Oui, et ce sera 2022. Et évidemment –c’est d’ailleurs, la première question posée à Anne Lauvergeon, d’Areva, vendredi matin dans le 7/9– cette décision donne l’impression que le camp anti-nucléaire se renforce puisque la Suisse a annoncé elle aussi sa sortie de l’atome et que l’Italie a renoncé à y entrer. En réalité, l’Allemagne revient à peu près au calendrier qu’avait arrêté le chancelier Schroeder au début des années 2000. Un calendrier qu’Angela Merkel avait bousculé l’an dernier en décidant de prolonger la durée de vie des centrales jusqu’en 2040. Après Fukushima, la chancelière a changé de pied et a d’abord décidé d’arrêter les sept réacteurs les plus anciens. Là, un calendrier de sortie totale est donc arrêté. Deux questions : est-ce possible ? Est-ce hypocrite ? Réponses : c’est possible, mais très cher ; hypocrite, un peu.

D’abord, est-ce économiquement possible ? C’est techniquement possible. Le rôle de l’énergie nucléaire est beaucoup plus limité en Allemagne qu’en France, dans une proportion de un à trois. En ce moment même, pour raisons de maintenance, seuls quatre réacteurs sur dix-sept fonctionnent. Mais des questions de faisabilité économique se posent. 17% de l’énergie produite est de l’énergie alternative (éolien, solaire etc.). L’Allemagne parle de monter à 50% dans 40 ans. Ce qu’il faut savoir, c'est que les investissements vont être colossaux. Comme en France, le solaire a été très largement subventionné chez nos voisins et cela leur coûte très cher, bien plus cher qu'ici. Par ailleurs, des éoliennes sont déjà installées en très grand nombre, par exemple au large dans la mer Baltique, au Nord.

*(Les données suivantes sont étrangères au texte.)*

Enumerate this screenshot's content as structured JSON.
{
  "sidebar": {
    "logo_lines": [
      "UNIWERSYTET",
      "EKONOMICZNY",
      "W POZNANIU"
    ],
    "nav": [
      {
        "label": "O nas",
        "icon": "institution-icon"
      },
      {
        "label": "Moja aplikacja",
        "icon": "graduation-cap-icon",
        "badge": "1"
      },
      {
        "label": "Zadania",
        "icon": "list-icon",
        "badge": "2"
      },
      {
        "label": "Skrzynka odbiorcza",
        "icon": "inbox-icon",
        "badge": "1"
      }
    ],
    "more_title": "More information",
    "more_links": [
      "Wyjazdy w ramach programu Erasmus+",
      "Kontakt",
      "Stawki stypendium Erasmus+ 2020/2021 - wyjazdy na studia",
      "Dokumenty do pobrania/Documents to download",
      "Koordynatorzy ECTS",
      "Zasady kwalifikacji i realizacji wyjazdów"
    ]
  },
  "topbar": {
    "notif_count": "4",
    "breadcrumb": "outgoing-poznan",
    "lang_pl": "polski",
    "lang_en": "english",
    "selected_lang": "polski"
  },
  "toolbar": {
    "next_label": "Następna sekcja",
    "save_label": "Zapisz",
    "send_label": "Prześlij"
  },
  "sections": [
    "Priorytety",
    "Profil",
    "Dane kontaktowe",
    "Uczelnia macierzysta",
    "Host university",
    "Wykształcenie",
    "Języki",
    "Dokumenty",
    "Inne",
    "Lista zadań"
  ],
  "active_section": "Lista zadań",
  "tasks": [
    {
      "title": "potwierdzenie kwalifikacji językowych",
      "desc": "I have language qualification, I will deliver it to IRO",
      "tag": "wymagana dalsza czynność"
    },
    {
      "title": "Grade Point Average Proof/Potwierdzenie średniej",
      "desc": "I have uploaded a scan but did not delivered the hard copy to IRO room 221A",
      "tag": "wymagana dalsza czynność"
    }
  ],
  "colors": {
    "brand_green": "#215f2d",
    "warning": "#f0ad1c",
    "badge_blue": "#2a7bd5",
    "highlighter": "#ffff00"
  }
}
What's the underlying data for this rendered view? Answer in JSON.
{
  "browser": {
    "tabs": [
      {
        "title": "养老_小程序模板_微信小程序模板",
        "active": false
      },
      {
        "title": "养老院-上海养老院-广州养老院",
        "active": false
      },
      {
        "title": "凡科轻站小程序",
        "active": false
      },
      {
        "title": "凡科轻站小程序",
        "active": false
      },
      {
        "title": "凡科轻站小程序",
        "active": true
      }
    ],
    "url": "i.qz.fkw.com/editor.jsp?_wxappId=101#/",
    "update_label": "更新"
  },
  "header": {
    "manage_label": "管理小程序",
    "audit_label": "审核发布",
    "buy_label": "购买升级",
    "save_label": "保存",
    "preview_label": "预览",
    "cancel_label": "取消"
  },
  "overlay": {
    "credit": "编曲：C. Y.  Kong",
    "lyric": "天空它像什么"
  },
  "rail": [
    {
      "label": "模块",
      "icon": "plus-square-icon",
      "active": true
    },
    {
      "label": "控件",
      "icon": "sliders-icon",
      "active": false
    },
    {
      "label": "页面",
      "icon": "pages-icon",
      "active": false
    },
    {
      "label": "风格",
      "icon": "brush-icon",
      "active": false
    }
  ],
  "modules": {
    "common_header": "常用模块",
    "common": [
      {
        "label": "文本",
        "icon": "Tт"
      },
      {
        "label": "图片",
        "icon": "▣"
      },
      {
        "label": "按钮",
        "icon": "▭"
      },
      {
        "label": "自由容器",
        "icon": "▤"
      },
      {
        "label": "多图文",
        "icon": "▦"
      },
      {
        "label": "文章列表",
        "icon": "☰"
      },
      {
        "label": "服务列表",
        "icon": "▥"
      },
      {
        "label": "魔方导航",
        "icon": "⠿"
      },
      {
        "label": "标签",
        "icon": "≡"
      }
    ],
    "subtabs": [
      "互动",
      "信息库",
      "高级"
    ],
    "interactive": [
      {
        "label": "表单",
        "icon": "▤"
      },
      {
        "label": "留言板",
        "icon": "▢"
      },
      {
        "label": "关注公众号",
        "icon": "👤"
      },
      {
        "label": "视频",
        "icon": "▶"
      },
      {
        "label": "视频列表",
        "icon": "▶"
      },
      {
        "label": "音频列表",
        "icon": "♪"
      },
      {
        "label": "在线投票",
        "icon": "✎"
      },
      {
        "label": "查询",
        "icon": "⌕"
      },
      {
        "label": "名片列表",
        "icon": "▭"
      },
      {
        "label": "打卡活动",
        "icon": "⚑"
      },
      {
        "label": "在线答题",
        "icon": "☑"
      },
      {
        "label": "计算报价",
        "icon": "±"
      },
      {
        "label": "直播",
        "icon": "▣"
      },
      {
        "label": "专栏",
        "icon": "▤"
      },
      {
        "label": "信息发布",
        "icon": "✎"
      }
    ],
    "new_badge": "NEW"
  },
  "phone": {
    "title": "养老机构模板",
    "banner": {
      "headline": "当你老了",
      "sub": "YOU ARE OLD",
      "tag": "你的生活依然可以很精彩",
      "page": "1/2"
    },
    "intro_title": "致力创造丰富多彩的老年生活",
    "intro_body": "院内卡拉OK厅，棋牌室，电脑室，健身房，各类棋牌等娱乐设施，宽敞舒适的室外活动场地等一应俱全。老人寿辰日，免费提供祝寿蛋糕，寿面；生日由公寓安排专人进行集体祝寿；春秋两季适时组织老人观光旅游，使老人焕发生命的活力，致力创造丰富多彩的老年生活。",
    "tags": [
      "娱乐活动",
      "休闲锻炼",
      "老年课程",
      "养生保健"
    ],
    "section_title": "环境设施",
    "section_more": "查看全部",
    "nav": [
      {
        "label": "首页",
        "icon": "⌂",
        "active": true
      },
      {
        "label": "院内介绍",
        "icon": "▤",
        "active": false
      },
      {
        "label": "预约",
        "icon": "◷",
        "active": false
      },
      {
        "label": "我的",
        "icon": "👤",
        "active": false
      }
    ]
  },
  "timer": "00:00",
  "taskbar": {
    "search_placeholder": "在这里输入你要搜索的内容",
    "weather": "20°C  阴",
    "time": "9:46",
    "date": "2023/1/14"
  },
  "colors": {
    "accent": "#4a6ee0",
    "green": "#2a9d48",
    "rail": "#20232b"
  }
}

Le problème est qu’il va falloir installer beaucoup de lignes à très haute tension vers le Sud, où est l’essentiel de l'économie allemande. Enfin, il faudra investir dans des capacités de stockage et des centrales classiques –le vent et le soleil ne sont pas là 24 heures sur 24 heures ! Cela étant, au total, la sortie du nucléaire est possible en Allemagne.

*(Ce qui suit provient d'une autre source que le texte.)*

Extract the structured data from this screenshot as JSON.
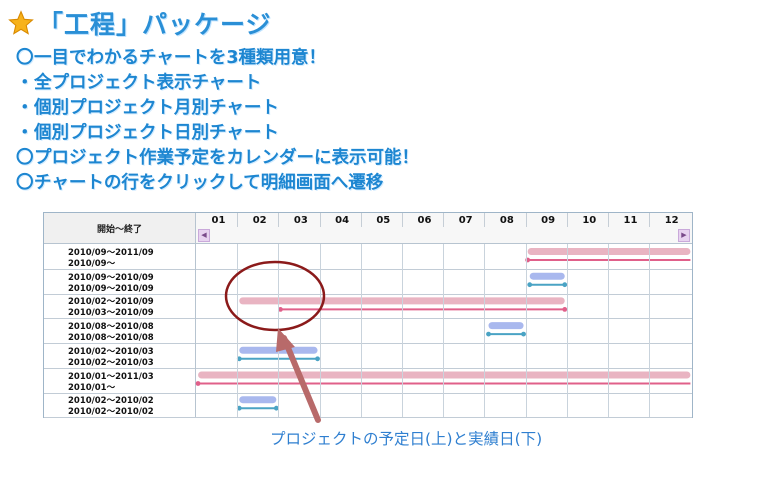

Pourquoi avoir utilisé le mot d’« hypocrite » ? C’est en tous cas une interrogation. Berlin veut, va, arrêter le nucléaire au nom de la sécurité et de l’environnement. Parfait. Mais il est important de relever plusieurs points. Un : l’Allemagne est un gros consommateur de charbon, dont l’extraction et l’utilisation ne sont pas précisément les plus « vertes » qui soient. Si elle veut moins de charbon et de nucléaire, elle importera plus de gaz, notamment russe –au moins le temps d’arriver à ses objectifs en éolien et solaire. Ce qui veut dire que l’indépendance énergétique va être amoindrie. Deux : en dépit des affirmations officielles, il est vraisemblable que l’Allemagne importera de l’électricité de ses voisins –une électricité d’origine nucléaire. C’est un peu la technique du passager clandestin que connaît bien depuis longtemps l’Italie.

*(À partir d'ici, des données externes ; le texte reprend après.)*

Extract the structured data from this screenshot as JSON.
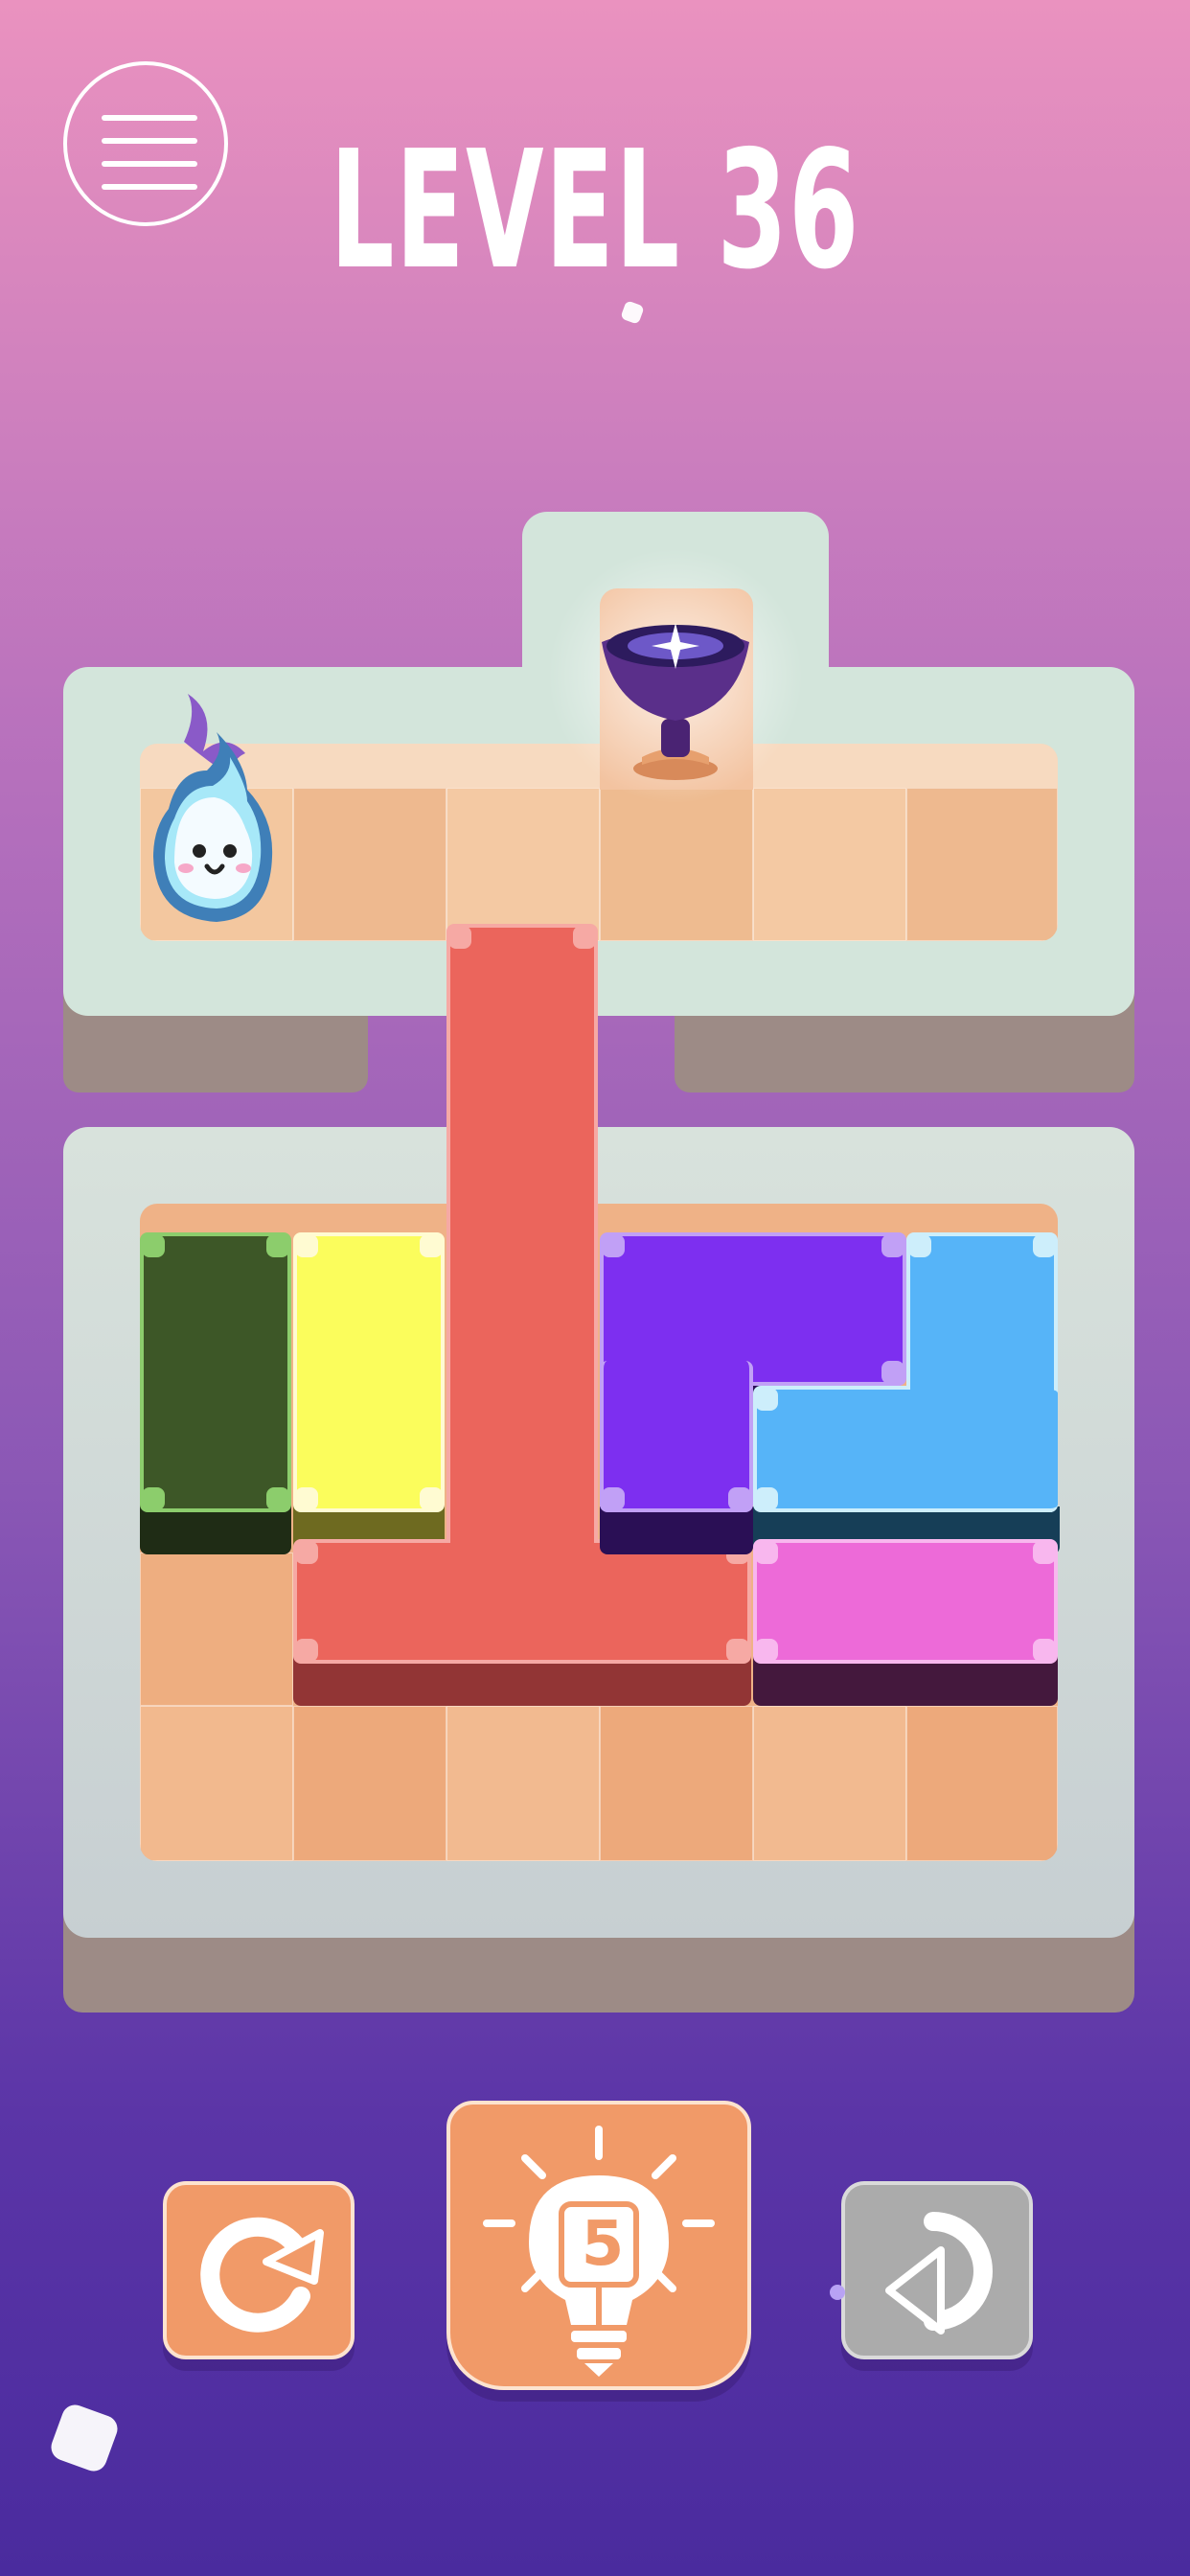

La France, elle, ne fait pas ce choix-là. Elle voudrait exporter son nucléaire « sûr » contre le nucléaire « low cost » d’autres pays. En tous cas, il y a un vrai travail de conviction à faire. Un patron du secteur confiait récemment : « il y a 300 centrales dans le monde, il y a eu trois accidents graves (Three Mile Island, Tchernobyl, Fukushima). Dans l’aviation, un taux d’accident de 1%, ça ne pardonnerait pas ».